—Y tú, Bertuco, ¿lo sabes?

—Yo creo que de gallina, cuando son buenas...

—Como lo son las que os dan en el colegio. ¿Lo oyes, gorrino? Pues bien; Bertuco, lee. Por aquí.

Las ventanas estaban entornadas. En el recinto había penumbra. Bertuco se acercó á una rendija, de donde manaba la luz. Y leyó:

«Los regalos, ¿qué son sino cosas viles y sucísimas? Por cierto, que si se considera lo que es un capón ó gallina, que es el pasto más ordinario de los ricos y regalados, que se había de hacer mil ascos de ellos; porque si cociéndose la olla echaran dentro gusanos, lombrices y estiércol de la caballeriza, nadie comiera de ella; pues la gallina, ¿qué es sino un vaso lleno de estiércol, gusanos, lombrices y otras cosas asquerosísimas que come, como son flemones, excrementos de las narices, y otras más asquerosas del cuerpo humano? Y si sólo el sonarse el cocinero ó escupir un flemón en el guisado...»

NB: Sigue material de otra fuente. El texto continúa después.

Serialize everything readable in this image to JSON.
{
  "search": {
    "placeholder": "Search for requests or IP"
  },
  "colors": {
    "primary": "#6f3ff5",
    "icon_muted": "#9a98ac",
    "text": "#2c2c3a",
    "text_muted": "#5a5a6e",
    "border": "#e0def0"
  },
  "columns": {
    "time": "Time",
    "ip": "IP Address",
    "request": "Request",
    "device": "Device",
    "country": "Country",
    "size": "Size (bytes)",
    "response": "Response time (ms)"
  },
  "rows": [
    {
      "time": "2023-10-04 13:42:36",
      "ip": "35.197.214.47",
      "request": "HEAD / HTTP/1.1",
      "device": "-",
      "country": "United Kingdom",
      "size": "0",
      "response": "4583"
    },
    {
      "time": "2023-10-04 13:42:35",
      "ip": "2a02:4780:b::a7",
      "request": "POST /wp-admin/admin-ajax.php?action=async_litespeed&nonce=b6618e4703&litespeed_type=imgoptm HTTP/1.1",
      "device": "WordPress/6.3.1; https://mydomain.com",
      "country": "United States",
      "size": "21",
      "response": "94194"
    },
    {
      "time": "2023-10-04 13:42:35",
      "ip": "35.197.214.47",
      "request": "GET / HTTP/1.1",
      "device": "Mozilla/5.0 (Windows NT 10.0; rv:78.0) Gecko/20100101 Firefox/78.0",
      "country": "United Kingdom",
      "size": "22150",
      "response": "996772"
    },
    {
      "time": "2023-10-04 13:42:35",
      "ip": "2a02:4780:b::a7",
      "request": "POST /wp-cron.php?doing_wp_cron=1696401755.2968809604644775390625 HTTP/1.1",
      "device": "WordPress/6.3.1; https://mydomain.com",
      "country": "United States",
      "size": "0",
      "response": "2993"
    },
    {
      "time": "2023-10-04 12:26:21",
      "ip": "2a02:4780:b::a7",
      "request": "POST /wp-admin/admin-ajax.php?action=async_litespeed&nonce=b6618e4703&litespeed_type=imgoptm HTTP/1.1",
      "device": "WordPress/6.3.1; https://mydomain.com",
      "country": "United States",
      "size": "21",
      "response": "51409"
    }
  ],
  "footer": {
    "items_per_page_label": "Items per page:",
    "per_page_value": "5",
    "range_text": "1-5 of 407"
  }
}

En llegando á este punto, el pobre lector, lívido, estomagado, desfalleciente, se dejó caer, arrojando cuanto había comido. Coste roncaba, sentado en actitud canónica y profunda.

III

EL SISTEMA DEMOCRÁTICO

El Padre Urgoiti tenía á su cargo las clases de Historia de España é Historia Universal. Su bondad y candidez eran tantas, que así que un alumno, sorprendido absolutamente in albis acerca de la lección del día sacaba el morrito simulando sollozar por salir con bien del trance, ya estaba el Padre Urgoiti atribuladísimo, dispuesto á encontrar disculpable y hasta meritoria la ignorancia, y pasaba á otro alumno, y luego á otro, hasta uno que atinase á urdir cuatro paparruchas, y si no daba con ninguno no se encolerizaba ni repartía denuestos y amenazas, pero volvía á explicarles la lección, y en viendo gestos distraídos ó de cansancio, les leía versos del duque de Rivas ó de Zorrilla, y libros amenos. Se le burlaban en las narices, campaban por sus respetos, ideaban los más caprichosos abusos, prostituían la austera dignidad histórica; y el Padre Urgoiti, en su bienaventuranza perennal, dulce y casi sonriente con aquel su rostro correcto de piel mate, como tallado en marfil.

Una mañana empezaba el Padre Urgoiti á referir por lo menudo curiosas particularidades de la vida espartana, cuando á las pocas frases se detiene, algo pálido, y recorre la casta y elevada frente con la diestra mano, así como si pretendiera ahuyentar un desvanecimiento del sentido. Al reanudar la plática, se advierte que la voz le tiembla un poco. Nueva pausa, acompañada de más intensa palidez. Es evidente que el Padre Urgoiti hace esfuerzos por seguir hablando de manera que no se trasluzca cierta inquietud que le acosa. Tercer alto en el discurso. Ahora se enjuga el sudor que constela su ebúrnea frente.